Saturday, October 27, 2012

Active Directory Security Risks Loom Large

Active Directory is one of the most ubiqutously used technologies in the world today, because virtually all organizations that operate on Microsoft's Windows Server platform are powered by Active Directory.

Active Directory plays a central role in IT security, regulatory compliance and identity and access management today because all critical aspects of IT security such as authentication, authorization and auditing are completely integrated with Active Directory.

Active Directory Security is thus rapidly becoming a very important component of organizational IT security, as organizations realize that the very foundation of their security may be vulnerable.

Because of the vital role of Active Directory in IT security today, it is increasingly vulnerable to attacks, both from insider the perimiter and from the outside, espesiclaly by sophisticated hackers seeking to compromise the security.

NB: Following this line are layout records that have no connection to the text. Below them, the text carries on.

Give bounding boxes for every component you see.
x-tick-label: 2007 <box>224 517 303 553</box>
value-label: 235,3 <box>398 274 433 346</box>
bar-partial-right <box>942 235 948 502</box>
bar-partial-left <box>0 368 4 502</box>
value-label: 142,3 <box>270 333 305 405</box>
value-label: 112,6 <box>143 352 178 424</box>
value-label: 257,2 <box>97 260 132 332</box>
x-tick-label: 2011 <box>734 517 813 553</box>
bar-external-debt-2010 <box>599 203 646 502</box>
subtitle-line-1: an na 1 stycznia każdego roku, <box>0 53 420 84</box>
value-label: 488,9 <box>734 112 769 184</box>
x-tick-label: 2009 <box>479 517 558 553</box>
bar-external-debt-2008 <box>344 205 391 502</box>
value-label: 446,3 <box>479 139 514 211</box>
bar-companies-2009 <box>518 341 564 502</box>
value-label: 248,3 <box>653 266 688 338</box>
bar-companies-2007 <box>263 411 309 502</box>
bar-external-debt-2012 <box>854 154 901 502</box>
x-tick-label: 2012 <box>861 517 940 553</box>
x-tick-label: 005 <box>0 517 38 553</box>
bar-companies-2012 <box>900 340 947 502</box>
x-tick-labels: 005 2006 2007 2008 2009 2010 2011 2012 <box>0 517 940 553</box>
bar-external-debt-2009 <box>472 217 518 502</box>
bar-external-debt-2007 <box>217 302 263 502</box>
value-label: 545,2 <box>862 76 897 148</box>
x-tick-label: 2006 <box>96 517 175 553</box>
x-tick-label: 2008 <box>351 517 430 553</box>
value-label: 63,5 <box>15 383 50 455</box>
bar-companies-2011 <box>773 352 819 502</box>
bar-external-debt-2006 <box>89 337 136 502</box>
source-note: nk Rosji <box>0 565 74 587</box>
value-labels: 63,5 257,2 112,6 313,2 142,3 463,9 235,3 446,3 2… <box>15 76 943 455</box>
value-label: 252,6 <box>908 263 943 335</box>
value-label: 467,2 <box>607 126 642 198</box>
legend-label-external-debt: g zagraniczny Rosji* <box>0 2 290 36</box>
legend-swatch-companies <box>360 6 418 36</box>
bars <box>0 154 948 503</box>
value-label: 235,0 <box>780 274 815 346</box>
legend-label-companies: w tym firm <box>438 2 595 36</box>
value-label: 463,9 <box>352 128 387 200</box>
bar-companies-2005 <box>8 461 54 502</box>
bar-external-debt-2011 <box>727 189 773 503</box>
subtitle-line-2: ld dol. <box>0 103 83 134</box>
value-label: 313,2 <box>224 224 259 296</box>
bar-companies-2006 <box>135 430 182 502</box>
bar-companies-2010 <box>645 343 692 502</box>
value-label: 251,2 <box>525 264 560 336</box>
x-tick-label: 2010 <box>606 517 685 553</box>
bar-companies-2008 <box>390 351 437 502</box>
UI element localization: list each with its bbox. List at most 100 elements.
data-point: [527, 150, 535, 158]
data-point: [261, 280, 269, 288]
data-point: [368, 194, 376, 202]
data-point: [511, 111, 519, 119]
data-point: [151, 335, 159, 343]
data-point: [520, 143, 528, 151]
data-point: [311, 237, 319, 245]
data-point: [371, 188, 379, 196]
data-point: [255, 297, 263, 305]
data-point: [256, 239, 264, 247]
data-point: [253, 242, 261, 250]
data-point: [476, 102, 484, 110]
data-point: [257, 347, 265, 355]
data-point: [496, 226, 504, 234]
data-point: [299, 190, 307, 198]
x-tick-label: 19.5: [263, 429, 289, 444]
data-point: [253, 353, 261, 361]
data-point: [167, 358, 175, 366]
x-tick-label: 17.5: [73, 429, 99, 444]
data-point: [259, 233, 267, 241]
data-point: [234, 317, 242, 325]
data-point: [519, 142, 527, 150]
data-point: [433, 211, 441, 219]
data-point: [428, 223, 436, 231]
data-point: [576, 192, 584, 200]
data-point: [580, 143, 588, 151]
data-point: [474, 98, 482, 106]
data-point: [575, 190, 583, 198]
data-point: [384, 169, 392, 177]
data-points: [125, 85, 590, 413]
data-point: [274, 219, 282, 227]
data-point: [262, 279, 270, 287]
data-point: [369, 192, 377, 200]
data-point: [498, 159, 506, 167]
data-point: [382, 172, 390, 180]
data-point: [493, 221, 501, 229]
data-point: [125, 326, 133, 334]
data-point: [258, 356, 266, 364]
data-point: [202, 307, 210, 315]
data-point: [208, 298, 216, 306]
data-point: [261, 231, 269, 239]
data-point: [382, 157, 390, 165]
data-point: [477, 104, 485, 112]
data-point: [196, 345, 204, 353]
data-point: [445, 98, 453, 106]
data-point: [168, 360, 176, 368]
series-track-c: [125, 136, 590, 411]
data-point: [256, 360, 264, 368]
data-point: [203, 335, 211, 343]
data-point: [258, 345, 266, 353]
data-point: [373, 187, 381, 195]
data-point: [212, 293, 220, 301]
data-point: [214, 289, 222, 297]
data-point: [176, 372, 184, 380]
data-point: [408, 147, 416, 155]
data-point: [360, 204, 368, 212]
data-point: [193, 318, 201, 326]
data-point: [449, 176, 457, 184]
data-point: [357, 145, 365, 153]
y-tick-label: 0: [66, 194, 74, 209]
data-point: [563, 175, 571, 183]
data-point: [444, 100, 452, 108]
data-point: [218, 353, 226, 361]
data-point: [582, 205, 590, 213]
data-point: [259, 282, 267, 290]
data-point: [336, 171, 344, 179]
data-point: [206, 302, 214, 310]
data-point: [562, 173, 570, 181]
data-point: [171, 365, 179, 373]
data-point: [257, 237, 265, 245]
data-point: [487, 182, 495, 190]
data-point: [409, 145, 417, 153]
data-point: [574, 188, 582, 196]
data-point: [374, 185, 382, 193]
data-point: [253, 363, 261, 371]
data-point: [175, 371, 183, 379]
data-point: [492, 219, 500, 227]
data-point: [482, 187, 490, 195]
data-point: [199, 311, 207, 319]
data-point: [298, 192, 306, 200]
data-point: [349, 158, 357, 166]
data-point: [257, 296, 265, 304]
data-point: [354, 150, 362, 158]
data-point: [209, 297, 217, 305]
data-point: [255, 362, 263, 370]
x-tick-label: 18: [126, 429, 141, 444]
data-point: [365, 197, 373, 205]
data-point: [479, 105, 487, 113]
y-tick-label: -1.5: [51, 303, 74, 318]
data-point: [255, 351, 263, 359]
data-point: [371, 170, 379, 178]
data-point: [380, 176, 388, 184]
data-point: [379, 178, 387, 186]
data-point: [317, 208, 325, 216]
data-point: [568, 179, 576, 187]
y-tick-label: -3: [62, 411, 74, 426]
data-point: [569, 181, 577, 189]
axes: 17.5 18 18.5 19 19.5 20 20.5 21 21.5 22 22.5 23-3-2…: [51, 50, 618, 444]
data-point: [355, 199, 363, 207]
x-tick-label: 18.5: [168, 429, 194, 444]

In fact, even the US Department of Homeland Security runs on Active Direcotry and a recent audit showed that it too may be vulnerable to attack -

Active Directory Security risks thus loom large and organizations are actively taking steps to ensure that the security of their Active Directory is also adequately protected.


  1. Hello Aaron,

    I think I would tend to agree with you and I think that outsourcing Active Directory management weakens security because once you've outsourced the management of Active Directory, you don't really know who is managing your Active Directory anymore, and that's a problem that puts Active Directory Security at risk.


  2. Hello Aaron,

    In my experience as an IT analyst, I have found that while many organizations use Active Directory so extensively, most of them don't seem to be aware of the various Active Directory Risks that exist today, and how these risks impact Active Directory Security. This is concerning because Active Directory is so widely deployed today and I worry that it may be vulnerable, whether to Kerberos-to-NTLM downgrade attacks, or other kinds of attacks such as Active Directory Privilege Escalation which it seems could be launched by insiders as well.

    Best wishes,

  3. Hi Aaron,

    I happened to come across your blog, so thought I'd leave a note.

    I've been wanting to blog for a while now, and have a little blog of my own as well over as Active Directory Forestry, but I just can't seem to find the time.

    We've been very busy helping clients understand how to analyze and audit security permissions in Active Directory because it is so important to Active Directory security.

    We came across a valuable Active Directory Audit Tool and its been very helpful as we perform many an Active Directory Audit for our clients. Thought I mention it.

    If you have some time, do stop by. I would love to hear from you.